The target of the new drug is an enzyme in cancer stem cells and tumor cells known as Polo-like kinase 4; this target was selected because blocking it impacts cancer stem cell renewal and tumor cell growth; thus, halting tumor growth. Dr. Wainberg explained that this potential anti-cancer drug is now ready to be tested in humans for the first time. He said, “Our goal is to test this novel agent in patients in order to establish safety and then to proceed quickly to rapid clinical development. We are excited to continue this academic collaboration with our Canadian colleagues to test this drug in humans for the first time.” Drs. Slamon, Wainberg, Mak and colleagues will also look for biological indications, called biomarkers, which, scientists can use to tell if and how the drug is working.
Dr. Kohn is a professor of pediatrics and microbiology, immunology and molecular genetics in the life sciences. His team has successfully established the foundation for using hematopoietic (blood-producing) stem cells (HSC) from the bone marrow of patients with sickle cell disease to treat the condition. Dr. Kohn’s gene therapy approach, which uses HSC from the patient’s own blood, is an innovative alternative to current sickle cell disease treatments because it creates a self-renewing normal blood cell by inserting a gene that has anti-sickling properties into HSC. Another plus for the new therapy is that it does not rely on the identification of a matched donor; thus, it avoids the risk of rejection of donor cells. The anti-sickling HSC will be transplanted back into the patient’s bone marrow; there it will produce many new red blood cells that do not have the sickling defect.
Dr. Kohn plans to begin patient enrollment in the clinical trial within the first three months after receiving the CIRM grant. The first patient will be enrolled and observed for safety for six months. The second patient will then be enrolled and observed for safety for three months. If these patients experience no problems, the study will continue with two more patients and another evaluation until six total subjects have been enrolled.

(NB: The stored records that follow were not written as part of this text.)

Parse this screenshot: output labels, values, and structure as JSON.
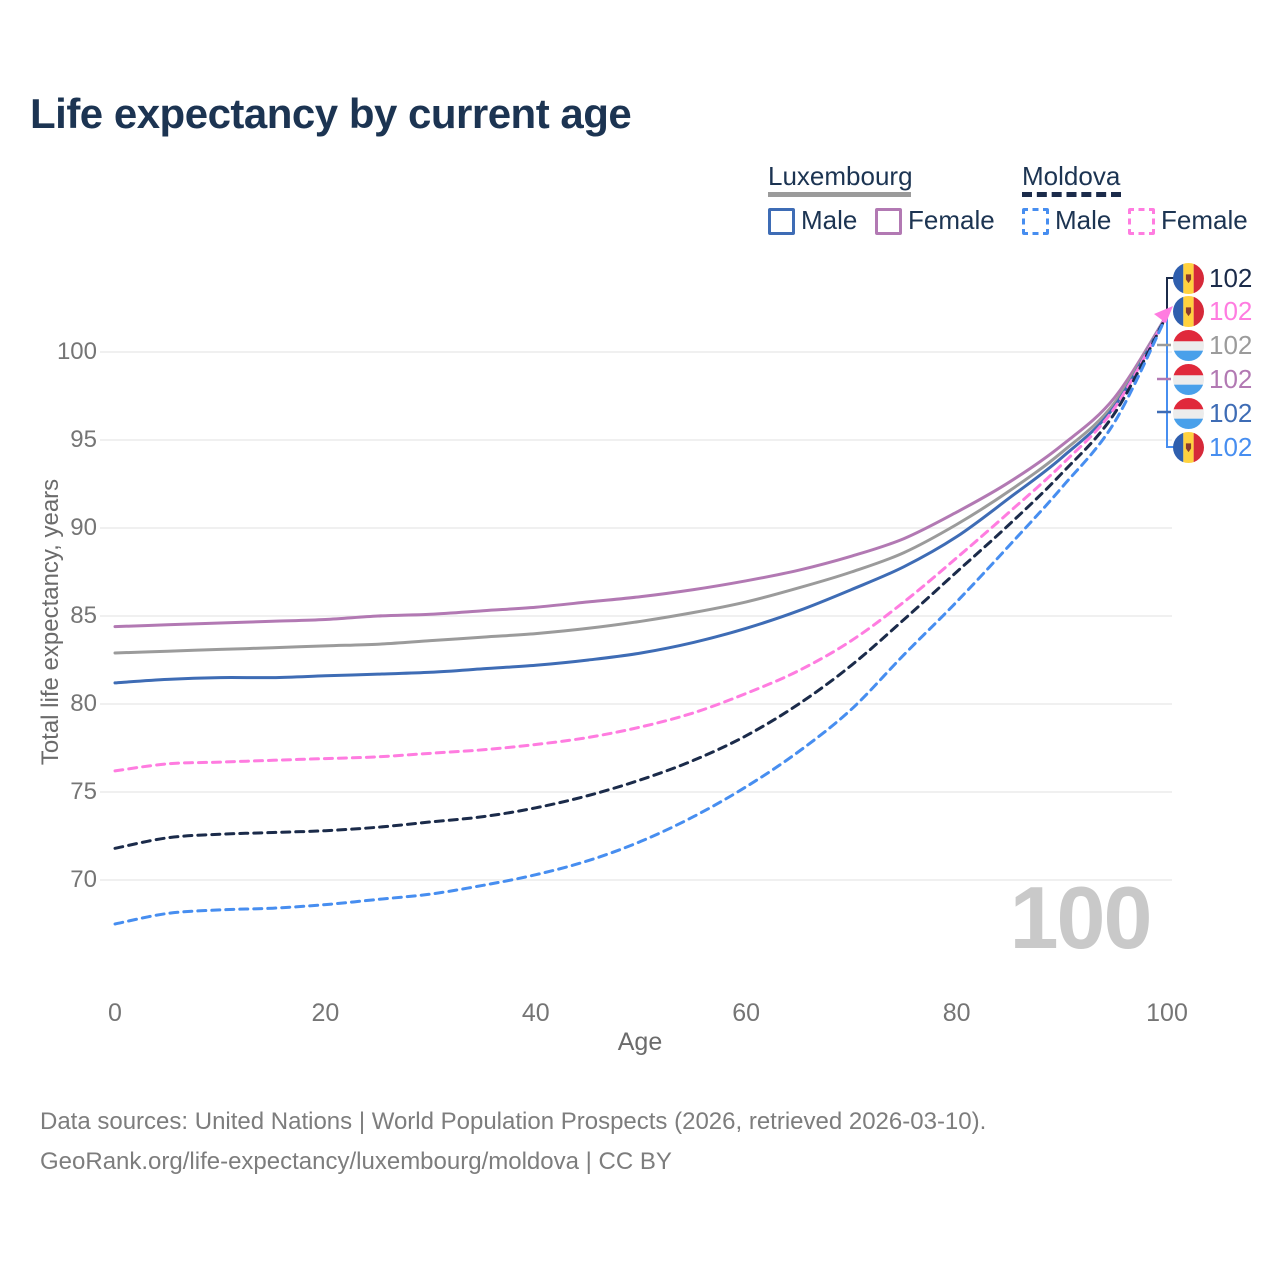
{
  "title": "Life expectancy by current age",
  "watermark": "100",
  "footer": {
    "line1": "Data sources: United Nations | World Population Prospects (2026, retrieved 2026-03-10).",
    "line2": "GeoRank.org/life-expectancy/luxembourg/moldova | CC BY"
  },
  "legend": {
    "groups": [
      {
        "label": "Luxembourg",
        "line_style": "solid",
        "underline_color": "#9b9b9b",
        "items": [
          {
            "label": "Male",
            "color": "#3e6cb5"
          },
          {
            "label": "Female",
            "color": "#b279b3"
          }
        ]
      },
      {
        "label": "Moldova",
        "line_style": "dashed",
        "underline_color": "#1b2b4a",
        "items": [
          {
            "label": "Male",
            "color": "#478ef0"
          },
          {
            "label": "Female",
            "color": "#ff7ce0"
          }
        ]
      }
    ]
  },
  "chart_data": {
    "type": "line",
    "title": "Life expectancy by current age",
    "xlabel": "Age",
    "ylabel": "Total life expectancy, years",
    "xlim": [
      0,
      100
    ],
    "ylim": [
      70,
      100
    ],
    "x_ticks": [
      0,
      20,
      40,
      60,
      80,
      100
    ],
    "y_ticks": [
      70,
      75,
      80,
      85,
      90,
      95,
      100
    ],
    "grid": "horizontal",
    "legend_position": "top-right",
    "x": [
      0,
      5,
      10,
      15,
      20,
      25,
      30,
      35,
      40,
      45,
      50,
      55,
      60,
      65,
      70,
      75,
      80,
      85,
      90,
      95,
      100
    ],
    "series": [
      {
        "id": "luxembourg-female",
        "name": "Luxembourg Female",
        "country": "luxembourg",
        "style": "solid",
        "color": "#b279b3",
        "end_label": "102",
        "values": [
          84.4,
          84.5,
          84.6,
          84.7,
          84.8,
          85.0,
          85.1,
          85.3,
          85.5,
          85.8,
          86.1,
          86.5,
          87.0,
          87.6,
          88.4,
          89.4,
          90.9,
          92.6,
          94.7,
          97.4,
          102.1
        ]
      },
      {
        "id": "luxembourg-both",
        "name": "Luxembourg (both sexes)",
        "country": "luxembourg",
        "style": "solid",
        "color": "#9b9b9b",
        "end_label": "102",
        "values": [
          82.9,
          83.0,
          83.1,
          83.2,
          83.3,
          83.4,
          83.6,
          83.8,
          84.0,
          84.3,
          84.7,
          85.2,
          85.8,
          86.6,
          87.5,
          88.6,
          90.2,
          92.1,
          94.3,
          97.1,
          102.1
        ]
      },
      {
        "id": "luxembourg-male",
        "name": "Luxembourg Male",
        "country": "luxembourg",
        "style": "solid",
        "color": "#3e6cb5",
        "end_label": "102",
        "values": [
          81.2,
          81.4,
          81.5,
          81.5,
          81.6,
          81.7,
          81.8,
          82.0,
          82.2,
          82.5,
          82.9,
          83.5,
          84.3,
          85.3,
          86.5,
          87.8,
          89.5,
          91.7,
          94.0,
          96.9,
          102.1
        ]
      },
      {
        "id": "moldova-female",
        "name": "Moldova Female",
        "country": "moldova",
        "style": "dashed",
        "color": "#ff7ce0",
        "end_label": "102",
        "values": [
          76.2,
          76.6,
          76.7,
          76.8,
          76.9,
          77.0,
          77.2,
          77.4,
          77.7,
          78.1,
          78.7,
          79.5,
          80.6,
          81.9,
          83.6,
          85.8,
          88.3,
          90.9,
          93.6,
          96.8,
          102.1
        ]
      },
      {
        "id": "moldova-both",
        "name": "Moldova (both sexes)",
        "country": "moldova",
        "style": "dashed",
        "color": "#1b2b4a",
        "end_label": "102",
        "values": [
          71.8,
          72.4,
          72.6,
          72.7,
          72.8,
          73.0,
          73.3,
          73.6,
          74.1,
          74.8,
          75.7,
          76.8,
          78.2,
          80.0,
          82.2,
          84.8,
          87.5,
          90.2,
          93.1,
          96.5,
          102.1
        ]
      },
      {
        "id": "moldova-male",
        "name": "Moldova Male",
        "country": "moldova",
        "style": "dashed",
        "color": "#478ef0",
        "end_label": "102",
        "values": [
          67.5,
          68.1,
          68.3,
          68.4,
          68.6,
          68.9,
          69.2,
          69.7,
          70.3,
          71.1,
          72.2,
          73.6,
          75.3,
          77.3,
          79.7,
          82.8,
          85.8,
          89.0,
          92.3,
          96.0,
          102.1
        ]
      }
    ],
    "end_label_order": [
      "moldova-both",
      "moldova-female",
      "luxembourg-both",
      "luxembourg-female",
      "luxembourg-male",
      "moldova-male"
    ]
  }
}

Sickle cell disease affects more than 90,000 patients in the US; the disease primarily affects people of Sub-Saharan African descent. It is caused by an inherited mutated gene that makes red blood cells change from their normal shape, which is round and flexible, into a rigid sickle-shaped cell. Normal red blood cells are able to pass easily through the capillaries; thus, carrying oxygen to organs such as the lungs, liver, and kidneys. However, because of their rigid structure, sickled blood cells get lodged in the capillaries and deprive the organs of oxygen, which causes organ dysfunction and failure.